Yeah, that GC Warning is annoying… maybe we can find a way to disable it.
That said:
the JSON file you mention seem to be 193Mb big, according to du -h
copying from ARGF to input involves writing to IO::Memory by chunks, and the internal buffer of IO::Memory starts with a small buffer and so it will have to be resized many times. If you know you are getting a file you could do IO::Memory.new(File.size(ARGV[0])) to avoid extra allocations
however, why are you reading from ARGF to input, rewinding and then passing that to the process? You could pass ARGF directly, since input accepts an IO.
the above points applies to output and error: why not pass STDOUT and STDERR directly? That way the output from jq is piped to the program’s STDOUT/STDERR (I think you can pass one of the values of the Process::Redirect enum.
If you can’t pipe directly, the advice of pre-allocating memory for all of the IO::Memory instances with estimates of what you’ll get should improve things a bit. But trying to pipe everything is better. When I did that the app consumed a total of 1.2MB, compared to ~500MB.
Oh sorry yea, other file I was working with was smaller and didn’t have the issue.
In this case that would work, but for the actual full program it’s possible the input data would be YAML/XML and I have to convert that to JSON first. Or that the output format is XML/YAML and have to convert the jq output. Because of that I need to use IO::Memory to store it until i determine what should happen with it. See oq.
But it’s a good call to use STDERR for error directly since I don’t have to do anything to it. I’ll have to look into setting the buffer size, thanks for the tips.

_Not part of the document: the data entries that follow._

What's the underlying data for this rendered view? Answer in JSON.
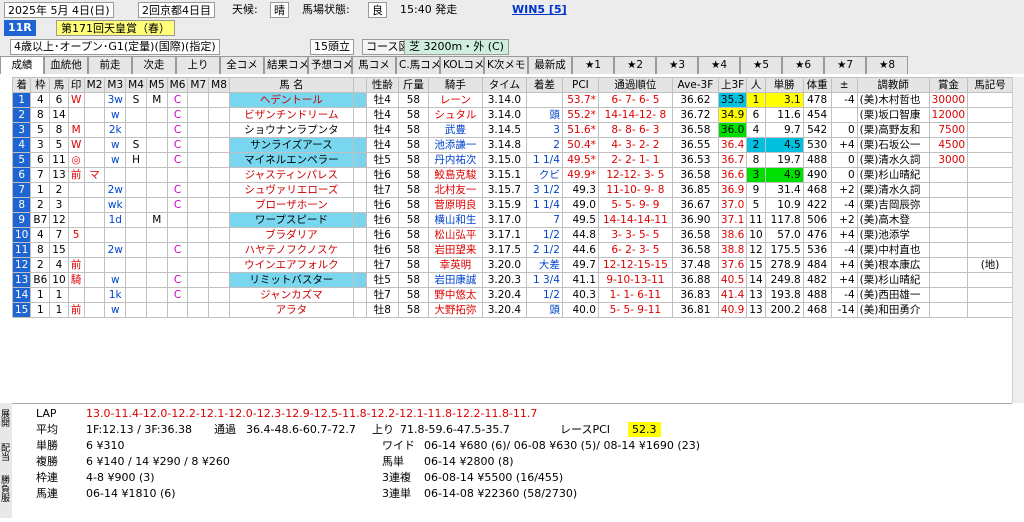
{
  "header": {
    "date": "2025年 5月 4日(日)",
    "meeting": "2回京都4日目",
    "weather_label": "天候:",
    "weather": "晴",
    "track_label": "馬場状態:",
    "track": "良",
    "post_time": "15:40 発走",
    "win5": "WIN5 [5]",
    "race_no": "11R",
    "race_name": "第171回天皇賞（春）",
    "conditions": "4歳以上･オープン･G1(定量)(国際)(指定)",
    "runners": "15頭立",
    "course_map": "コース図",
    "course": "芝 3200m・外 (C)"
  },
  "tabs": [
    "成績",
    "血統他",
    "前走",
    "次走",
    "上り",
    "全コメ",
    "結果コメ",
    "予想コメ",
    "馬コメ",
    "C.馬コメ",
    "KOLコメ",
    "K次メモ",
    "最新成",
    "★1",
    "★2",
    "★3",
    "★4",
    "★5",
    "★6",
    "★7",
    "★8"
  ],
  "columns": [
    "着",
    "枠",
    "馬",
    "印",
    "M2",
    "M3",
    "M4",
    "M5",
    "M6",
    "M7",
    "M8",
    "馬 名",
    "",
    "性齢",
    "斤量",
    "騎手",
    "タイム",
    "着差",
    "PCI",
    "通過順位",
    "Ave-3F",
    "上3F",
    "人",
    "単勝",
    "体重",
    "±",
    "調教師",
    "賞金",
    "馬記号"
  ],
  "rows": [
    {
      "pos": "1",
      "waku": "4",
      "uma": "6",
      "mark": "W",
      "m2": "",
      "m3": "3w",
      "m4": "S",
      "m5": "M",
      "m6": "C",
      "name": "ヘデントール",
      "sex": "牡4",
      "kg": "58",
      "jockey": "レーン",
      "time": "3.14.0",
      "margin": "",
      "pci": "53.7*",
      "pass": "6- 7- 6- 5",
      "ave": "36.62",
      "f3": "35.3",
      "pop": "1",
      "odds": "3.1",
      "wt": "478",
      "diff": "-4",
      "trainer": "(美)木村哲也",
      "prize": "30000",
      "code": "",
      "teal": true,
      "jred": true
    },
    {
      "pos": "2",
      "waku": "8",
      "uma": "14",
      "mark": "",
      "m2": "",
      "m3": "w",
      "m4": "",
      "m5": "",
      "m6": "C",
      "name": "ビザンチンドリーム",
      "sex": "牡4",
      "kg": "58",
      "jockey": "シュタル",
      "time": "3.14.0",
      "margin": "頭",
      "pci": "55.2*",
      "pass": "14-14-12- 8",
      "ave": "36.72",
      "f3": "34.9",
      "pop": "6",
      "odds": "11.6",
      "wt": "454",
      "diff": "",
      "trainer": "(栗)坂口智康",
      "prize": "12000",
      "code": "",
      "teal": false,
      "jred": true
    },
    {
      "pos": "3",
      "waku": "5",
      "uma": "8",
      "mark": "M",
      "m2": "",
      "m3": "2k",
      "m4": "",
      "m5": "",
      "m6": "C",
      "name": "ショウナンラプンタ",
      "sex": "牡4",
      "kg": "58",
      "jockey": "武豊",
      "time": "3.14.5",
      "margin": "3",
      "pci": "51.6*",
      "pass": "8- 8- 6- 3",
      "ave": "36.58",
      "f3": "36.0",
      "pop": "4",
      "odds": "9.7",
      "wt": "542",
      "diff": "0",
      "trainer": "(栗)高野友和",
      "prize": "7500",
      "code": "",
      "teal": false,
      "jred": false
    },
    {
      "pos": "4",
      "waku": "3",
      "uma": "5",
      "mark": "W",
      "m2": "",
      "m3": "w",
      "m4": "S",
      "m5": "",
      "m6": "C",
      "name": "サンライズアース",
      "sex": "牡4",
      "kg": "58",
      "jockey": "池添謙一",
      "time": "3.14.8",
      "margin": "2",
      "pci": "50.4*",
      "pass": "4- 3- 2- 2",
      "ave": "36.55",
      "f3": "36.4",
      "pop": "2",
      "odds": "4.5",
      "wt": "530",
      "diff": "+4",
      "trainer": "(栗)石坂公一",
      "prize": "4500",
      "code": "",
      "teal": true,
      "jred": false
    },
    {
      "pos": "5",
      "waku": "6",
      "uma": "11",
      "mark": "◎",
      "m2": "",
      "m3": "w",
      "m4": "H",
      "m5": "",
      "m6": "C",
      "name": "マイネルエンペラー",
      "sex": "牡5",
      "kg": "58",
      "jockey": "丹内祐次",
      "time": "3.15.0",
      "margin": "1 1/4",
      "pci": "49.5*",
      "pass": "2- 2- 1- 1",
      "ave": "36.53",
      "f3": "36.7",
      "pop": "8",
      "odds": "19.7",
      "wt": "488",
      "diff": "0",
      "trainer": "(栗)清水久詞",
      "prize": "3000",
      "code": "",
      "teal": true,
      "jred": false
    },
    {
      "pos": "6",
      "waku": "7",
      "uma": "13",
      "mark": "前",
      "m2": "マ",
      "m3": "",
      "m4": "",
      "m5": "",
      "m6": "",
      "name": "ジャスティンパレス",
      "sex": "牡6",
      "kg": "58",
      "jockey": "鮫島克駿",
      "time": "3.15.1",
      "margin": "クビ",
      "pci": "49.9*",
      "pass": "12-12- 3- 5",
      "ave": "36.58",
      "f3": "36.6",
      "pop": "3",
      "odds": "4.9",
      "wt": "490",
      "diff": "0",
      "trainer": "(栗)杉山晴紀",
      "prize": "",
      "code": "",
      "teal": false,
      "jred": true
    },
    {
      "pos": "7",
      "waku": "1",
      "uma": "2",
      "mark": "",
      "m2": "",
      "m3": "2w",
      "m4": "",
      "m5": "",
      "m6": "C",
      "name": "シュヴァリエローズ",
      "sex": "牡7",
      "kg": "58",
      "jockey": "北村友一",
      "time": "3.15.7",
      "margin": "3 1/2",
      "pci": "49.3",
      "pass": "11-10- 9- 8",
      "ave": "36.85",
      "f3": "36.9",
      "pop": "9",
      "odds": "31.4",
      "wt": "468",
      "diff": "+2",
      "trainer": "(栗)清水久詞",
      "prize": "",
      "code": "",
      "teal": false,
      "jred": true
    },
    {
      "pos": "8",
      "waku": "2",
      "uma": "3",
      "mark": "",
      "m2": "",
      "m3": "wk",
      "m4": "",
      "m5": "",
      "m6": "C",
      "name": "ブローザホーン",
      "sex": "牡6",
      "kg": "58",
      "jockey": "菅原明良",
      "time": "3.15.9",
      "margin": "1 1/4",
      "pci": "49.0",
      "pass": "5- 5- 9- 9",
      "ave": "36.67",
      "f3": "37.0",
      "pop": "5",
      "odds": "10.9",
      "wt": "422",
      "diff": "-4",
      "trainer": "(栗)吉岡辰弥",
      "prize": "",
      "code": "",
      "teal": false,
      "jred": true
    },
    {
      "pos": "9",
      "waku": "B7",
      "uma": "12",
      "mark": "",
      "m2": "",
      "m3": "1d",
      "m4": "",
      "m5": "M",
      "m6": "",
      "name": "ワープスピード",
      "sex": "牡6",
      "kg": "58",
      "jockey": "横山和生",
      "time": "3.17.0",
      "margin": "7",
      "pci": "49.5",
      "pass": "14-14-14-11",
      "ave": "36.90",
      "f3": "37.1",
      "pop": "11",
      "odds": "117.8",
      "wt": "506",
      "diff": "+2",
      "trainer": "(美)高木登",
      "prize": "",
      "code": "",
      "teal": true,
      "jred": false
    },
    {
      "pos": "10",
      "waku": "4",
      "uma": "7",
      "mark": "5",
      "m2": "",
      "m3": "",
      "m4": "",
      "m5": "",
      "m6": "",
      "name": "ブラダリア",
      "sex": "牡6",
      "kg": "58",
      "jockey": "松山弘平",
      "time": "3.17.1",
      "margin": "1/2",
      "pci": "44.8",
      "pass": "3- 3- 5- 5",
      "ave": "36.58",
      "f3": "38.6",
      "pop": "10",
      "odds": "57.0",
      "wt": "476",
      "diff": "+4",
      "trainer": "(栗)池添学",
      "prize": "",
      "code": "",
      "teal": false,
      "jred": true
    },
    {
      "pos": "11",
      "waku": "8",
      "uma": "15",
      "mark": "",
      "m2": "",
      "m3": "2w",
      "m4": "",
      "m5": "",
      "m6": "C",
      "name": "ハヤテノフクノスケ",
      "sex": "牡6",
      "kg": "58",
      "jockey": "岩田望来",
      "time": "3.17.5",
      "margin": "2 1/2",
      "pci": "44.6",
      "pass": "6- 2- 3- 5",
      "ave": "36.58",
      "f3": "38.8",
      "pop": "12",
      "odds": "175.5",
      "wt": "536",
      "diff": "-4",
      "trainer": "(栗)中村直也",
      "prize": "",
      "code": "",
      "teal": false,
      "jred": true
    },
    {
      "pos": "12",
      "waku": "2",
      "uma": "4",
      "mark": "前",
      "m2": "",
      "m3": "",
      "m4": "",
      "m5": "",
      "m6": "",
      "name": "ウインエアフォルク",
      "sex": "牡7",
      "kg": "58",
      "jockey": "幸英明",
      "time": "3.20.0",
      "margin": "大差",
      "pci": "49.7",
      "pass": "12-12-15-15",
      "ave": "37.48",
      "f3": "37.6",
      "pop": "15",
      "odds": "278.9",
      "wt": "484",
      "diff": "+4",
      "trainer": "(美)根本康広",
      "prize": "",
      "code": "(地)",
      "teal": false,
      "jred": true
    },
    {
      "pos": "13",
      "waku": "B6",
      "uma": "10",
      "mark": "騎",
      "m2": "",
      "m3": "w",
      "m4": "",
      "m5": "",
      "m6": "C",
      "name": "リミットバスター",
      "sex": "牡5",
      "kg": "58",
      "jockey": "岩田康誠",
      "time": "3.20.3",
      "margin": "1 3/4",
      "pci": "41.1",
      "pass": "9-10-13-11",
      "ave": "36.88",
      "f3": "40.5",
      "pop": "14",
      "odds": "249.8",
      "wt": "482",
      "diff": "+4",
      "trainer": "(栗)杉山晴紀",
      "prize": "",
      "code": "",
      "teal": true,
      "jred": false
    },
    {
      "pos": "14",
      "waku": "1",
      "uma": "1",
      "mark": "",
      "m2": "",
      "m3": "1k",
      "m4": "",
      "m5": "",
      "m6": "C",
      "name": "ジャンカズマ",
      "sex": "牡7",
      "kg": "58",
      "jockey": "野中悠太",
      "time": "3.20.4",
      "margin": "1/2",
      "pci": "40.3",
      "pass": "1- 1- 6-11",
      "ave": "36.83",
      "f3": "41.4",
      "pop": "13",
      "odds": "193.8",
      "wt": "488",
      "diff": "-4",
      "trainer": "(美)西田雄一",
      "prize": "",
      "code": "",
      "teal": false,
      "jred": true
    },
    {
      "pos": "15",
      "waku": "1",
      "uma": "1",
      "mark": "前",
      "m2": "",
      "m3": "w",
      "m4": "",
      "m5": "",
      "m6": "",
      "name": "アラタ",
      "sex": "牡8",
      "kg": "58",
      "jockey": "大野拓弥",
      "time": "3.20.4",
      "margin": "頭",
      "pci": "40.0",
      "pass": "5- 5- 9-11",
      "ave": "36.81",
      "f3": "40.9",
      "pop": "13",
      "odds": "200.2",
      "wt": "468",
      "diff": "-14",
      "trainer": "(美)和田勇介",
      "prize": "",
      "code": "",
      "teal": false,
      "jred": true
    }
  ],
  "bottom": {
    "vtabs": [
      "展開",
      "配当",
      "勝負服"
    ],
    "lap_label": "LAP",
    "lap": "13.0-11.4-12.0-12.2-12.1-12.0-12.3-12.9-12.5-11.8-12.2-12.1-11.8-12.2-11.8-11.7",
    "avg_label": "平均",
    "avg": "1F:12.13 / 3F:36.38",
    "pass_label": "通過",
    "pass": "36.4-48.6-60.7-72.7",
    "agari_label": "上り",
    "agari": "71.8-59.6-47.5-35.7",
    "rpci_label": "レースPCI",
    "rpci": "52.3",
    "tansho_label": "単勝",
    "tansho": "6 ¥310",
    "fukusho_label": "複勝",
    "fukusho": "6 ¥140 / 14 ¥290 / 8 ¥260",
    "wakuren_label": "枠連",
    "wakuren": "4-8 ¥900 (3)",
    "umaren_label": "馬連",
    "umaren": "06-14 ¥1810 (6)",
    "wide_label": "ワイド",
    "wide": "06-14 ¥680 (6)/ 06-08 ¥630 (5)/ 08-14 ¥1690 (23)",
    "umatan_label": "馬単",
    "umatan": "06-14 ¥2800 (8)",
    "sanrenpuku_label": "3連複",
    "sanrenpuku": "06-08-14 ¥5500 (16/455)",
    "sanrentan_label": "3連単",
    "sanrentan": "06-14-08 ¥22360 (58/2730)"
  }
}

EDIT: I wonder if it would be best to conditionally execute the Process.run based on the input format. The if the input format is just JSON, i would be able to pass through and only have the more complex processing for other formats. As opposed to trying to have a common IO for each.
In this case that would work, but for the actual full program it’s possible the input data would be YAML/XML and I have to convert that to JSON first. Or that the output format is XML/YAML and have to convert the jq output.

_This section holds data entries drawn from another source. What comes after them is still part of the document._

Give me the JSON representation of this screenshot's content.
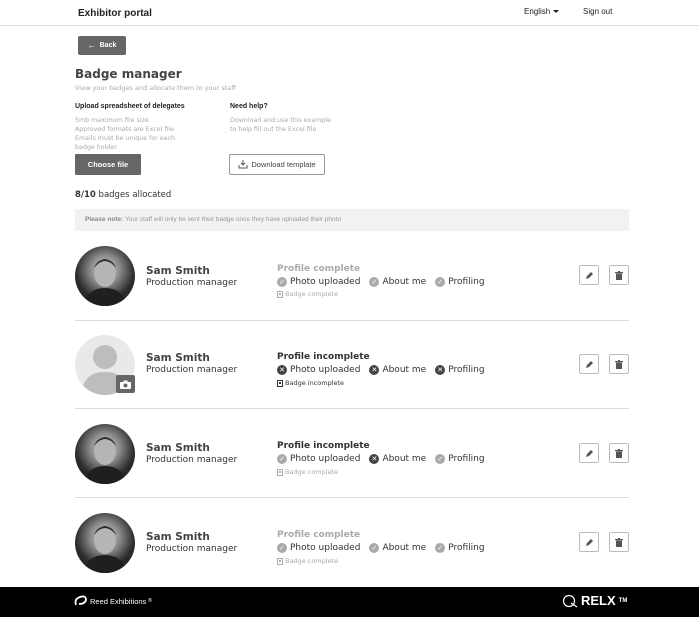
{
  "header": {
    "brand": "Exhibitor portal",
    "language": "English",
    "signout": "Sign out"
  },
  "back_label": "Back",
  "page": {
    "title": "Badge manager",
    "subtitle": "View your badges and allocate them to your staff"
  },
  "upload": {
    "heading": "Upload spreadsheet of delegates",
    "lines": [
      "5mb maximum file size",
      "Approved formats are Excel file",
      "Emails must be unique for each",
      "badge holder"
    ],
    "button": "Choose file"
  },
  "help": {
    "heading": "Need help?",
    "lines": [
      "Download and use this example",
      "to help fill out the Excel file"
    ],
    "button": "Download template"
  },
  "allocation": {
    "count": "8/10",
    "suffix": " badges allocated"
  },
  "note": {
    "label": "Please note:",
    "text": " Your staff will only be sent their badge once they have uploaded their photo"
  },
  "staff": [
    {
      "name": "Sam Smith",
      "role": "Production manager",
      "avatar": "photo",
      "status": "Profile complete",
      "status_color": "#aaaaaa",
      "checks": [
        {
          "label": "Photo uploaded",
          "ok": true
        },
        {
          "label": "About me",
          "ok": true
        },
        {
          "label": "Profiling",
          "ok": true
        }
      ],
      "badge": "Badge complete",
      "badge_color": "#aaaaaa"
    },
    {
      "name": "Sam Smith",
      "role": "Production manager",
      "avatar": "empty",
      "status": "Profile incomplete",
      "status_color": "#333333",
      "checks": [
        {
          "label": "Photo uploaded",
          "ok": false
        },
        {
          "label": "About me",
          "ok": false
        },
        {
          "label": "Profiling",
          "ok": false
        }
      ],
      "badge": "Badge incomplete",
      "badge_color": "#333333"
    },
    {
      "name": "Sam Smith",
      "role": "Production manager",
      "avatar": "photo",
      "status": "Profile incomplete",
      "status_color": "#333333",
      "checks": [
        {
          "label": "Photo uploaded",
          "ok": true
        },
        {
          "label": "About me",
          "ok": false
        },
        {
          "label": "Profiling",
          "ok": true
        }
      ],
      "badge": "Badge complete",
      "badge_color": "#aaaaaa"
    },
    {
      "name": "Sam Smith",
      "role": "Production manager",
      "avatar": "photo",
      "status": "Profile complete",
      "status_color": "#aaaaaa",
      "checks": [
        {
          "label": "Photo uploaded",
          "ok": true
        },
        {
          "label": "About me",
          "ok": true
        },
        {
          "label": "Profiling",
          "ok": true
        }
      ],
      "badge": "Badge complete",
      "badge_color": "#aaaaaa"
    }
  ],
  "footer": {
    "reed": "Reed Exhibitions",
    "reed_mark": "®",
    "relx": "RELX",
    "tm": "TM"
  }
}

I think in all of these cases you could use a pull parser to read from, and a builder to write to an IO.
And I think you can use an IO.pipe to do that. So something like this:
require "json"
require "yaml"
read, write = IO.pipe
spawn do
# Here we read from ARGF and write to "write"

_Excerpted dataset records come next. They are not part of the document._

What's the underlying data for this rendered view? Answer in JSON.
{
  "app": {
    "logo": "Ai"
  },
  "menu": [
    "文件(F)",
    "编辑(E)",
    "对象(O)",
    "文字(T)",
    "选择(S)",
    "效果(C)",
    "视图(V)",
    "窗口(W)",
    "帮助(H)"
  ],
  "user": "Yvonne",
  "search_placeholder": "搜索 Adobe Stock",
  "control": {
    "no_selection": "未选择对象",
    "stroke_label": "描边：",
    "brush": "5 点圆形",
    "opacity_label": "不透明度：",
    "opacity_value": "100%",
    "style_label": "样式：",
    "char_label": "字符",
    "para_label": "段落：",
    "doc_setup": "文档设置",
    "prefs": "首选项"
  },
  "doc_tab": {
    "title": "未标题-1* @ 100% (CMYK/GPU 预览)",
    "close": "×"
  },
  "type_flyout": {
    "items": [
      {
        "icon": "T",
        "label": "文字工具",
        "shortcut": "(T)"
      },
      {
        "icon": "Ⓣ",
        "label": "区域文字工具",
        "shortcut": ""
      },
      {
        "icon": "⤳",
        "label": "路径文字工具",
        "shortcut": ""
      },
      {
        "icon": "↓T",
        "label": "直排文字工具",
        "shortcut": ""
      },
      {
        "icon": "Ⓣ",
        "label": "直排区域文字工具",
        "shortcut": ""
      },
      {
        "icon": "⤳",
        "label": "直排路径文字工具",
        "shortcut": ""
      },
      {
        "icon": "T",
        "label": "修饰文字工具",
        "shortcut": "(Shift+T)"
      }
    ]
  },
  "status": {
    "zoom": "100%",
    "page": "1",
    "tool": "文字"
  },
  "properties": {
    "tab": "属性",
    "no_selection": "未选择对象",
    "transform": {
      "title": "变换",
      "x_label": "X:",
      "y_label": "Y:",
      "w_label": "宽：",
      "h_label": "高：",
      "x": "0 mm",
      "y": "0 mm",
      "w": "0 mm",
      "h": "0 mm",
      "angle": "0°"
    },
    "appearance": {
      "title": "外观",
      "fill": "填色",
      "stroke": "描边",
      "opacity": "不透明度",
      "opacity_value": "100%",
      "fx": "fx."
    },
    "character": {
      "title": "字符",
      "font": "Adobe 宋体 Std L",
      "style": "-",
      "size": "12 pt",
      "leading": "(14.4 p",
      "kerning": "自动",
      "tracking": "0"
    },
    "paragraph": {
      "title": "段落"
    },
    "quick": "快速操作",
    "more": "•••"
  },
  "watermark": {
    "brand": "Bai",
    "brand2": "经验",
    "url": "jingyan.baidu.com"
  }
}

pull = JSON::PullParser.new(ARGF)
builder = YAML::Builder.new(write)
builder.stream do
builder.document do
# read from pull parser, write to builder
# -- left as exercise for the reader :-P
# (this isn't trivial)
end
end
write.close # this line is important!
end
# Just send to STDOUT
Process.run("cat", [] of String, input: read, output: STDOUT)
In the last line you can do the same trick if you need to stream the output:
read2, write2 = IO.pipe
chan = Channel(Nil).new
spawn do
# process the output in a streaming way
p read2.gets_to_end
# say we are done!
chan.send(nil)
end
Process.run("cat", [] of String, input: read, output: write2)
write2.close
# Need to wait the reading part, otherwise it exits too soon
chan.receive
Just to be clear, a user shouldn’t be worried about the GC warning if they get it? It’s just more of an informational thing from the GC?
I think so, I’m not sure. I think the GC notices you are allocating bigger and bigger chunks of memory and warns you about it because there might be a way to avoid those allocations. But if your app needs to work with stuff in memory then I think those warnings are inevitable.
That said… I didn’t get any warning when I tried your code sample. Maybe it works differently on a mac.
The question I have is:
How does a 190mb file transform into 536875008 bytes of data? 536.87MB?
Is this because of the GC and that data will be free’d later?
I think it’s because the buffer in IO::Memory starts small and duplicates over time, so the GC has to allocate at least 190mb + 190mb*2 for the last allocation (because it’s rounded to powers of 2). And I think in that point it can’t free the old bytes… I’m not sure.
Yes, that’s why I used spawn. I can’t remember exactly why this is needed, but I think it’s that pipe has a small buffer and it won’t write to it anymore if it’s full unless the reader starts consuming it. And that won’t happen in the same fiber. But I though Process did a spawn of it’s own… I’m sure someone knows the answer for this, but for me it’s still blurry.
I see this warning a lot in the Savi compiler, which often uses a hefty chunk of memory to compile a program.
And now it’s getting in the way for the integration tests I’m doing where I test the error output of the compiler in certain test source trees - the sporadic presence or absence of these warnings is intermingled with the output I am testing.